I'm a KJ Charles fan. I've read a lot of her backlist, and I know what she's capable of: sharp dialogue, satisfying mysteries, romantic tension that builds until it aches. So it's disappointing to say that Unfit to Print doesn't deliver on any of those fronts. It's not bad, exactly—it's just fine. And for an author who's given us books that crackle with wit and heat, "fine" feels like a letdown.
The setup has promise: a missing young man and a Victorian-era romance between a radical book seller editor and a solicitor. There's potential for class tension, political intrigue, and the kind of sparky banter Charles usually excels at. But the execution never gets there. The romance feels phoned in—there's no spark, no yearning, no sense that these two people are drawn to each other in any meaningful way. The connection just doesn't feel earned, and I found myself going through the motions alongside the characters rather than rooting for them.

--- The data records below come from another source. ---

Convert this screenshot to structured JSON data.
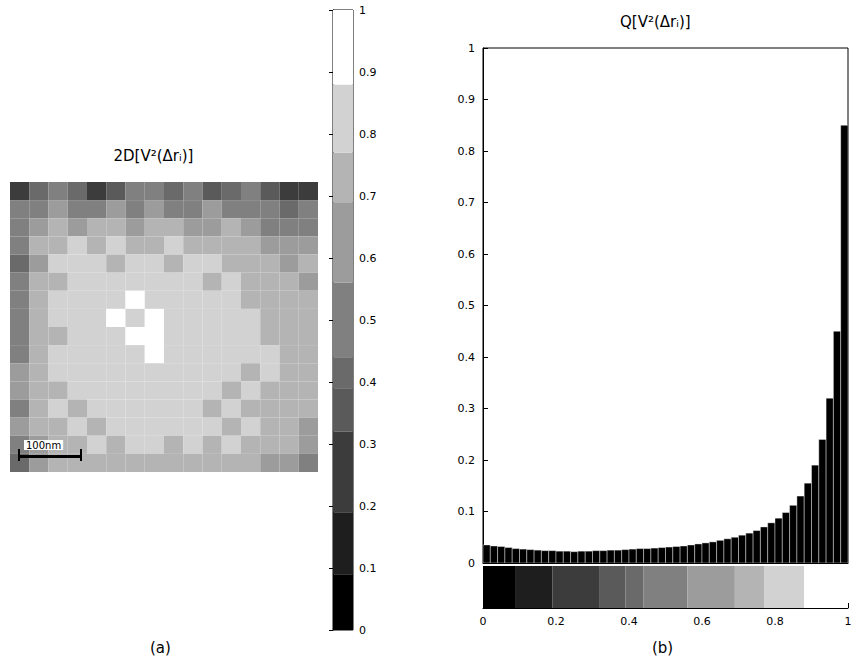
{
  "chart_data": [
    {
      "type": "heatmap",
      "title": "2D[V²(Δrᵢ)]",
      "panel": "(a)",
      "scale_bar": "100nm",
      "tick_labels": false,
      "cells": [
        [
          0.3,
          0.4,
          0.45,
          0.4,
          0.3,
          0.35,
          0.5,
          0.45,
          0.4,
          0.45,
          0.35,
          0.4,
          0.5,
          0.35,
          0.25,
          0.3
        ],
        [
          0.45,
          0.55,
          0.6,
          0.5,
          0.5,
          0.6,
          0.55,
          0.6,
          0.55,
          0.5,
          0.6,
          0.55,
          0.45,
          0.5,
          0.4,
          0.45
        ],
        [
          0.5,
          0.65,
          0.7,
          0.65,
          0.7,
          0.7,
          0.65,
          0.7,
          0.7,
          0.65,
          0.6,
          0.7,
          0.6,
          0.55,
          0.5,
          0.55
        ],
        [
          0.45,
          0.7,
          0.75,
          0.8,
          0.7,
          0.8,
          0.75,
          0.7,
          0.8,
          0.75,
          0.7,
          0.75,
          0.7,
          0.6,
          0.6,
          0.6
        ],
        [
          0.4,
          0.65,
          0.8,
          0.8,
          0.8,
          0.75,
          0.8,
          0.85,
          0.75,
          0.8,
          0.8,
          0.75,
          0.7,
          0.7,
          0.65,
          0.7
        ],
        [
          0.45,
          0.7,
          0.75,
          0.8,
          0.85,
          0.8,
          0.8,
          0.8,
          0.85,
          0.8,
          0.75,
          0.8,
          0.75,
          0.7,
          0.7,
          0.65
        ],
        [
          0.5,
          0.75,
          0.8,
          0.85,
          0.8,
          0.85,
          0.9,
          0.85,
          0.8,
          0.85,
          0.8,
          0.8,
          0.75,
          0.75,
          0.7,
          0.7
        ],
        [
          0.55,
          0.75,
          0.8,
          0.8,
          0.85,
          0.9,
          0.85,
          0.9,
          0.85,
          0.8,
          0.85,
          0.8,
          0.8,
          0.75,
          0.7,
          0.75
        ],
        [
          0.5,
          0.7,
          0.75,
          0.8,
          0.85,
          0.85,
          0.9,
          0.9,
          0.85,
          0.85,
          0.8,
          0.85,
          0.8,
          0.75,
          0.75,
          0.7
        ],
        [
          0.55,
          0.7,
          0.8,
          0.85,
          0.8,
          0.85,
          0.85,
          0.9,
          0.85,
          0.8,
          0.85,
          0.8,
          0.8,
          0.8,
          0.7,
          0.75
        ],
        [
          0.6,
          0.75,
          0.8,
          0.8,
          0.85,
          0.8,
          0.85,
          0.85,
          0.8,
          0.85,
          0.8,
          0.8,
          0.75,
          0.8,
          0.75,
          0.7
        ],
        [
          0.6,
          0.75,
          0.75,
          0.8,
          0.8,
          0.85,
          0.8,
          0.85,
          0.85,
          0.8,
          0.8,
          0.75,
          0.8,
          0.75,
          0.7,
          0.75
        ],
        [
          0.55,
          0.7,
          0.8,
          0.75,
          0.8,
          0.8,
          0.85,
          0.8,
          0.8,
          0.85,
          0.75,
          0.8,
          0.75,
          0.7,
          0.75,
          0.7
        ],
        [
          0.6,
          0.75,
          0.75,
          0.8,
          0.75,
          0.8,
          0.8,
          0.85,
          0.8,
          0.8,
          0.8,
          0.75,
          0.8,
          0.75,
          0.7,
          0.65
        ],
        [
          0.5,
          0.65,
          0.7,
          0.75,
          0.8,
          0.75,
          0.8,
          0.8,
          0.75,
          0.8,
          0.75,
          0.8,
          0.75,
          0.7,
          0.7,
          0.6
        ],
        [
          0.4,
          0.6,
          0.7,
          0.7,
          0.75,
          0.7,
          0.75,
          0.75,
          0.7,
          0.75,
          0.7,
          0.7,
          0.7,
          0.65,
          0.6,
          0.55
        ]
      ],
      "colorbar": {
        "range": [
          0,
          1
        ],
        "ticks": [
          0,
          0.1,
          0.2,
          0.3,
          0.4,
          0.5,
          0.6,
          0.7,
          0.8,
          0.9,
          1
        ],
        "pieces": [
          {
            "min": 0,
            "max": 0.09,
            "color": "#000000"
          },
          {
            "min": 0.09,
            "max": 0.19,
            "color": "#1e1e1e"
          },
          {
            "min": 0.19,
            "max": 0.32,
            "color": "#3c3c3c"
          },
          {
            "min": 0.32,
            "max": 0.39,
            "color": "#5a5a5a"
          },
          {
            "min": 0.39,
            "max": 0.44,
            "color": "#6a6a6a"
          },
          {
            "min": 0.44,
            "max": 0.56,
            "color": "#808080"
          },
          {
            "min": 0.56,
            "max": 0.69,
            "color": "#9c9c9c"
          },
          {
            "min": 0.69,
            "max": 0.77,
            "color": "#b4b4b4"
          },
          {
            "min": 0.77,
            "max": 0.88,
            "color": "#d2d2d2"
          },
          {
            "min": 0.88,
            "max": 1,
            "color": "#ffffff"
          }
        ]
      }
    },
    {
      "type": "histogram",
      "title": "Q[V²(Δrᵢ)]",
      "panel": "(b)",
      "color": "#000000",
      "bins": [
        0,
        0.02,
        0.04,
        0.06,
        0.08,
        0.1,
        0.12,
        0.14,
        0.16,
        0.18,
        0.2,
        0.22,
        0.24,
        0.26,
        0.28,
        0.3,
        0.32,
        0.34,
        0.36,
        0.38,
        0.4,
        0.42,
        0.44,
        0.46,
        0.48,
        0.5,
        0.52,
        0.54,
        0.56,
        0.58,
        0.6,
        0.62,
        0.64,
        0.66,
        0.68,
        0.7,
        0.72,
        0.74,
        0.76,
        0.78,
        0.8,
        0.82,
        0.84,
        0.86,
        0.88,
        0.9,
        0.92,
        0.94,
        0.96,
        0.98,
        1
      ],
      "values": [
        0.035,
        0.033,
        0.032,
        0.03,
        0.028,
        0.027,
        0.026,
        0.025,
        0.024,
        0.024,
        0.023,
        0.023,
        0.022,
        0.023,
        0.023,
        0.024,
        0.024,
        0.025,
        0.025,
        0.026,
        0.027,
        0.028,
        0.028,
        0.029,
        0.03,
        0.031,
        0.032,
        0.033,
        0.035,
        0.037,
        0.039,
        0.041,
        0.044,
        0.047,
        0.05,
        0.054,
        0.058,
        0.063,
        0.07,
        0.078,
        0.087,
        0.098,
        0.112,
        0.13,
        0.155,
        0.19,
        0.24,
        0.32,
        0.45,
        0.85
      ],
      "xlim": [
        0,
        1
      ],
      "xticks": [
        0,
        0.2,
        0.4,
        0.6,
        0.8,
        1
      ],
      "ylim": [
        0,
        1
      ],
      "yticks": [
        0,
        0.1,
        0.2,
        0.3,
        0.4,
        0.5,
        0.6,
        0.7,
        0.8,
        0.9,
        1
      ]
    }
  ]
}
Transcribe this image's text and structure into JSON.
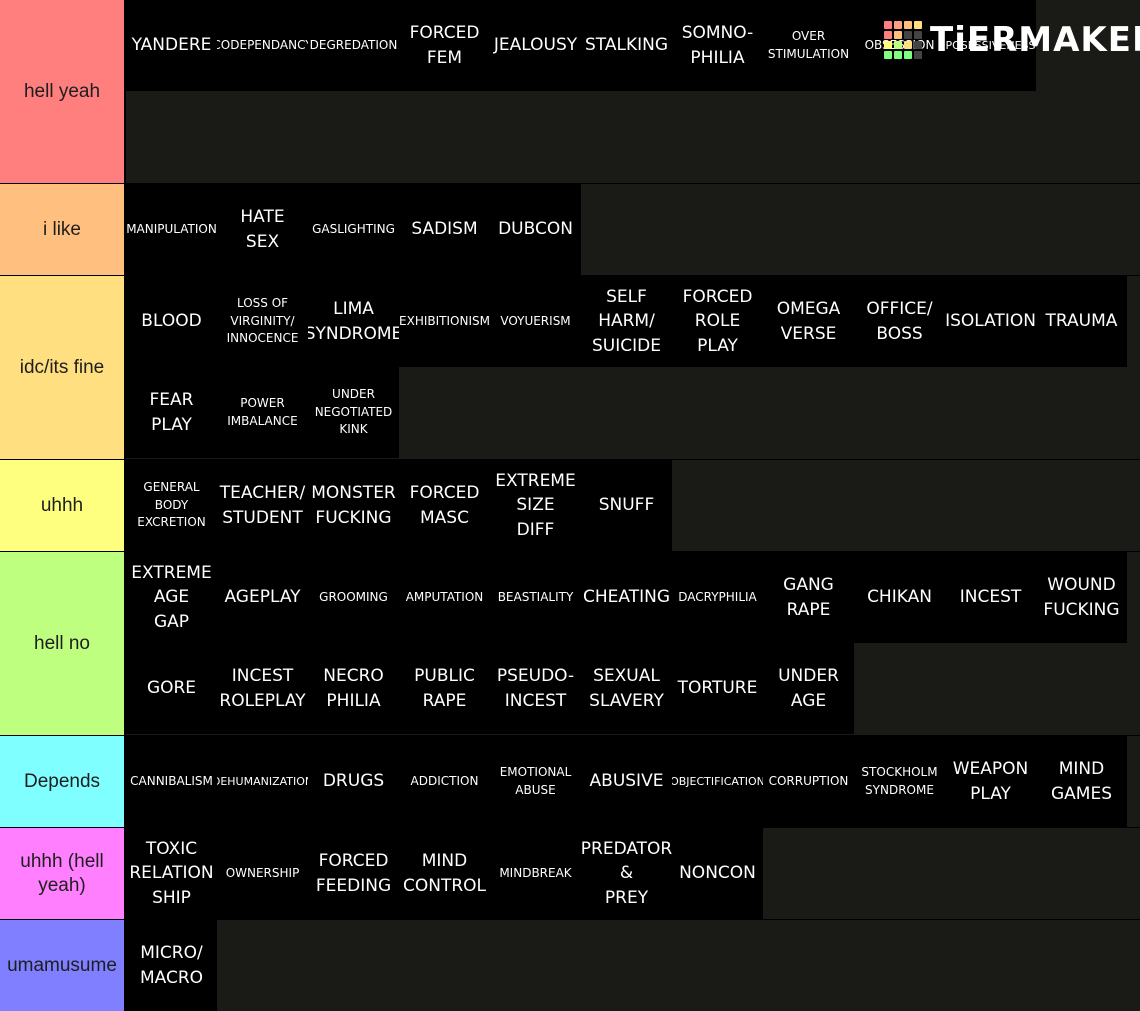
{
  "logo": {
    "text": "TiERMAKER",
    "grid_colors": [
      "#ff7f7f",
      "#ff9f7f",
      "#ffbf7f",
      "#ffdf7f",
      "#ff7f7f",
      "#ffbf7f",
      "#444444",
      "#444444",
      "#ffff7f",
      "#bfff7f",
      "#ffdf7f",
      "#444444",
      "#7fff7f",
      "#7fff7f",
      "#7fff7f",
      "#444444"
    ]
  },
  "tiers": [
    {
      "label": "hell yeah",
      "color": "#ff7f7f",
      "items": [
        "YANDERE",
        "CODEPENDANCY",
        "DEGREDATION",
        "FORCED\nFEM",
        "JEALOUSY",
        "STALKING",
        "SOMNO-\nPHILIA",
        "OVER\nSTIMULATION",
        "OBSESSION",
        "POSESSIVENESS"
      ]
    },
    {
      "label": "i like",
      "color": "#ffbf7f",
      "items": [
        "MANIPULATION",
        "HATE\nSEX",
        "GASLIGHTING",
        "SADISM",
        "DUBCON"
      ]
    },
    {
      "label": "idc/its fine",
      "color": "#ffdf7f",
      "items": [
        "BLOOD",
        "LOSS OF\nVIRGINITY/\nINNOCENCE",
        "LIMA\nSYNDROME",
        "EXHIBITIONISM",
        "VOYUERISM",
        "SELF\nHARM/\nSUICIDE",
        "FORCED\nROLE\nPLAY",
        "OMEGA\nVERSE",
        "OFFICE/\nBOSS",
        "ISOLATION",
        "TRAUMA",
        "FEAR\nPLAY",
        "POWER\nIMBALANCE",
        "UNDER\nNEGOTIATED\nKINK"
      ]
    },
    {
      "label": "uhhh",
      "color": "#ffff7f",
      "items": [
        "GENERAL\nBODY\nEXCRETION",
        "TEACHER/\nSTUDENT",
        "MONSTER\nFUCKING",
        "FORCED\nMASC",
        "EXTREME\nSIZE\nDIFF",
        "SNUFF"
      ]
    },
    {
      "label": "hell no",
      "color": "#bfff7f",
      "items": [
        "EXTREME\nAGE\nGAP",
        "AGEPLAY",
        "GROOMING",
        "AMPUTATION",
        "BEASTIALITY",
        "CHEATING",
        "DACRYPHILIA",
        "GANG\nRAPE",
        "CHIKAN",
        "INCEST",
        "WOUND\nFUCKING",
        "GORE",
        "INCEST\nROLEPLAY",
        "NECRO\nPHILIA",
        "PUBLIC\nRAPE",
        "PSEUDO-\nINCEST",
        "SEXUAL\nSLAVERY",
        "TORTURE",
        "UNDER\nAGE"
      ]
    },
    {
      "label": "Depends",
      "color": "#7fffff",
      "items": [
        "CANNIBALISM",
        "DEHUMANIZATION",
        "DRUGS",
        "ADDICTION",
        "EMOTIONAL\nABUSE",
        "ABUSIVE",
        "OBJECTIFICATION",
        "CORRUPTION",
        "STOCKHOLM\nSYNDROME",
        "WEAPON\nPLAY",
        "MIND\nGAMES"
      ]
    },
    {
      "label": "uhhh (hell yeah)",
      "color": "#ff7fff",
      "items": [
        "TOXIC\nRELATION\nSHIP",
        "OWNERSHIP",
        "FORCED\nFEEDING",
        "MIND\nCONTROL",
        "MINDBREAK",
        "PREDATOR\n&\nPREY",
        "NONCON"
      ]
    },
    {
      "label": "umamusume",
      "color": "#7f7fff",
      "items": [
        "MICRO/\nMACRO"
      ]
    }
  ]
}
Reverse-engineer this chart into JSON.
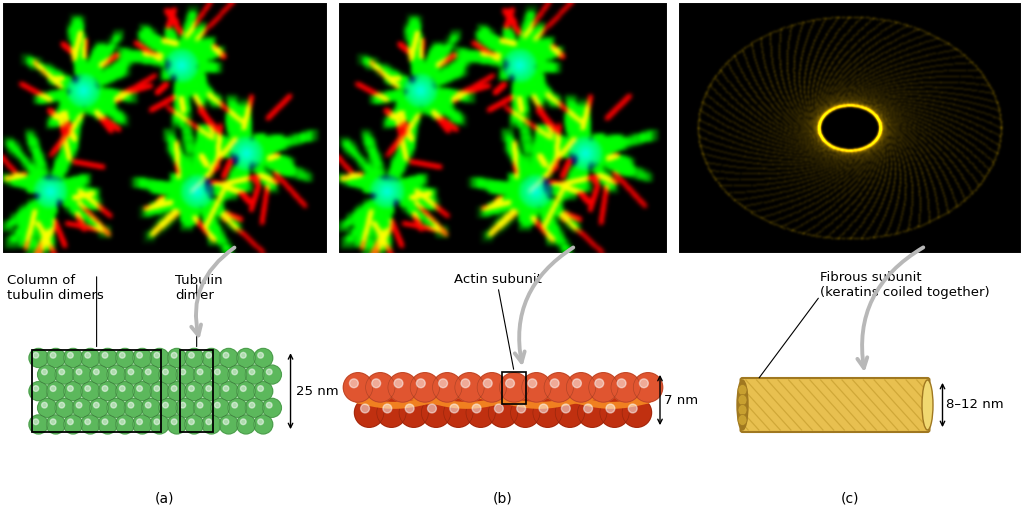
{
  "bg_color": "#ffffff",
  "panel_a": {
    "label": "(a)",
    "text1": "Column of\ntubulin dimers",
    "text2": "Tubulin\ndimer",
    "size_label": "25 nm",
    "sphere_color": "#5cb85c",
    "sphere_dark": "#2e7d2e",
    "sphere_light": "#aae8aa"
  },
  "panel_b": {
    "label": "(b)",
    "text1": "Actin subunit",
    "size_label": "7 nm",
    "bead_color_top": "#e05530",
    "bead_color_bot": "#c03010",
    "helix_color": "#f08020"
  },
  "panel_c": {
    "label": "(c)",
    "text1": "Fibrous subunit\n(keratins coiled together)",
    "size_label": "8–12 nm",
    "fiber_color": "#e8c050",
    "fiber_mid": "#c8a030",
    "fiber_dark": "#a07820"
  },
  "arrow_color": "#b8b8b8",
  "text_color": "#1a1a1a",
  "font_size": 9
}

Part of the problem is the dialogue. It's serviceable, but it lacks the witty edge I've come to expect from Charles. Too often, it's used for exposition—characters telling each other things they already know, or laying out motivations that should've been woven into the story more organically. I didn't feel any chemistry with the characters themselves, and more importantly, I didn't feel chemistry between them. That's a death knell for a romance.
The mystery doesn't fare much better. There's barely a reveal, and the final "twist"—and I'm using that word generously—happens off-screen. For a book that positions itself as part romance, part mystery, the mystery half feels like an afterthought. It just… fizzles. No tension, no payoff, no satisfaction.
What's most frustrating is that this feels like a book that needed more—more pages, more development, more time with the characters. The backstories are surface-level. The motivations are sketched in but never fleshed out. You're thrown into the scenario without enough grounding, and as a result, nothing lands with the weight it should. Charles is known for tight plotting and rewarding mysteries, but here, both feel rushed and unfinished.
I don't love writing a negative review for an author I genuinely admire, but this one just didn't work for me. It's a C—readable, but forgettable. If you're new to KJ Charles, start with Will Darling Adventures or the Charm of Magpie series instead. This one feels like a rare off day from a writer who's usually much sharper.